Sometimes, polling place workers get a big head about their job. Sure, they’re the gatekeepers of American democracy. But they’re also fellow citizens. We were greeted by the fact that the Clifford School hosted three precincts, and we didn’t know to which we belonged. A very nice gentleman invited us in before polling started and tried to help us find our precinct, but a lady who also worked there shooed us out and proclaimed we couldn’t come in until the “Hear ye, hear ye!” was sounded. Sigh.

We voted, and then I dropped Jodi at the airport and went to work. I finally sorted out the half-dozen or so projects I’m currently involved in, and then worked with my group for the afternoon. I just had a short break to check the news and saw that “Kansas’ board of ed has voted to adopt language that redefines science and allows for non-science to enter into the curriculum”:;_ylt=AlksCNr_sbuq7K0LL6lhdhqs0NUE;_ylu=X3oDMTA3MjBwMWtkBHNlYwM3MTg-.
This is the sad part of the day. While it was refreshing to once again partake in democracy this morning (excepting the incident with the poll nazi), it was disheartening to see the opinions of a vocal minority with no formal training in science override the standards and practices of a state education system.

In many ways, these state education board members who supported the weakening of science are setting up a false idol. If reason is the lord of nature, and if nature is the world that we humans must spend our lives appreciating and exploring, then certainly to set aside reason and admit superstition is to erect a false idol. If they really believe that they are creating academic freedom while they are promoting religious security, then they deserve neither academic freedom not religious security. Do they not realize that by redefining science itself in their standards, they risk creating a generation, much like students before the Sputnik era, ill prepared for the demands of this world?

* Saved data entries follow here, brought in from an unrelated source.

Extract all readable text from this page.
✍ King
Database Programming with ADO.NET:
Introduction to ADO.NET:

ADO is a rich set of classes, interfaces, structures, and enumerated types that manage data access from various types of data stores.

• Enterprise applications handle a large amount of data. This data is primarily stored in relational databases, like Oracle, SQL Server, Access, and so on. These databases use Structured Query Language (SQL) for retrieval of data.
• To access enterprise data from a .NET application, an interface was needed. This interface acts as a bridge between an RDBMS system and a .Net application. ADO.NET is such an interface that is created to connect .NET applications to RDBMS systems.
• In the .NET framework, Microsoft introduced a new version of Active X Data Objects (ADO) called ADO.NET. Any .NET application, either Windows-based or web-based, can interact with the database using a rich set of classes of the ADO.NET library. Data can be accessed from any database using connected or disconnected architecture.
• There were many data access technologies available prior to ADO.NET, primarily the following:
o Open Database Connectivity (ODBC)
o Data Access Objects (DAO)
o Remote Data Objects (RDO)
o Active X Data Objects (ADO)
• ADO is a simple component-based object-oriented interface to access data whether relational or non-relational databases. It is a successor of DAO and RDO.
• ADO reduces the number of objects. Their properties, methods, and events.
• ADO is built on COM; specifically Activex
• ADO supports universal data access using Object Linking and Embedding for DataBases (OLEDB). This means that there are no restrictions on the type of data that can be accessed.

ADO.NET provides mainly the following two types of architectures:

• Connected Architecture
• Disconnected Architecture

In a world where diseases daily evolve to adapt to our drugs and our immune responses, and in a world ruled by natural laws whose work allows us to even exist in the first place, we are likely going to see an increase in students who don’t know that there is a difference between a theory and a hypothesis. This scares me. That’s a world where every idea has merit, without the value of experimentation to filter the wheat from the chaff. Academic freedom is only partly the right to pronounce any idea you want; within such liberty there is also responsibility, the responsibility that once ideas are proposed they only continue to have merit if, when applied, they lead to greater knowledge and deeper understanding. Academic freedom is both liberty and reponsibility, and Kansas has only adopted half of this equation.

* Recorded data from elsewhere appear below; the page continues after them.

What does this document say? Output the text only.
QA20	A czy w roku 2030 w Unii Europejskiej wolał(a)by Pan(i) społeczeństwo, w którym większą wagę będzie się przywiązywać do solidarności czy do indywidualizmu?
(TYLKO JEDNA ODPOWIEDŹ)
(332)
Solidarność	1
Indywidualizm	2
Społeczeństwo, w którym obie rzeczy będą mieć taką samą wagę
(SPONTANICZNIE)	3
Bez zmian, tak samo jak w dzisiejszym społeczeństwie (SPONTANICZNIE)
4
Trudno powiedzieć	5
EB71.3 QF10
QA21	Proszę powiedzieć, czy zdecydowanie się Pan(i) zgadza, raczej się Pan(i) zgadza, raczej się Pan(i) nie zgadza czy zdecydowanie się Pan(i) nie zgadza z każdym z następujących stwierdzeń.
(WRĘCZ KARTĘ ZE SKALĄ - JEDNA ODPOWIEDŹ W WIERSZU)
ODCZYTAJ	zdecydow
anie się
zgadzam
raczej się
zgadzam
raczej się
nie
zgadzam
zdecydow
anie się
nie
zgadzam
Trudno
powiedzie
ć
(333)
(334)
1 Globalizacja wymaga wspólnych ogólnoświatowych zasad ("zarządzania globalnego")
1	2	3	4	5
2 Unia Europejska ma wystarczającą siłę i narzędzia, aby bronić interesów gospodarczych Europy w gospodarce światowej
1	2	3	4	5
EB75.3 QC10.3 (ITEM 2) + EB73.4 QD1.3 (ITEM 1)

So here we are. With great institutions like Kansas State University now challenged by a future breed of students ill-equipped for the rigors of reason, who knows what struggles an already burdened scientific community will now have to address? This must, in part, be how it felt to be an enlightened scholar on the edge of the middle ages, the warmth of reason one side, the chill of religious zealotry on the other. I only wish the world had learned from its first battle with this artificial pitting of religion against science, science against religion.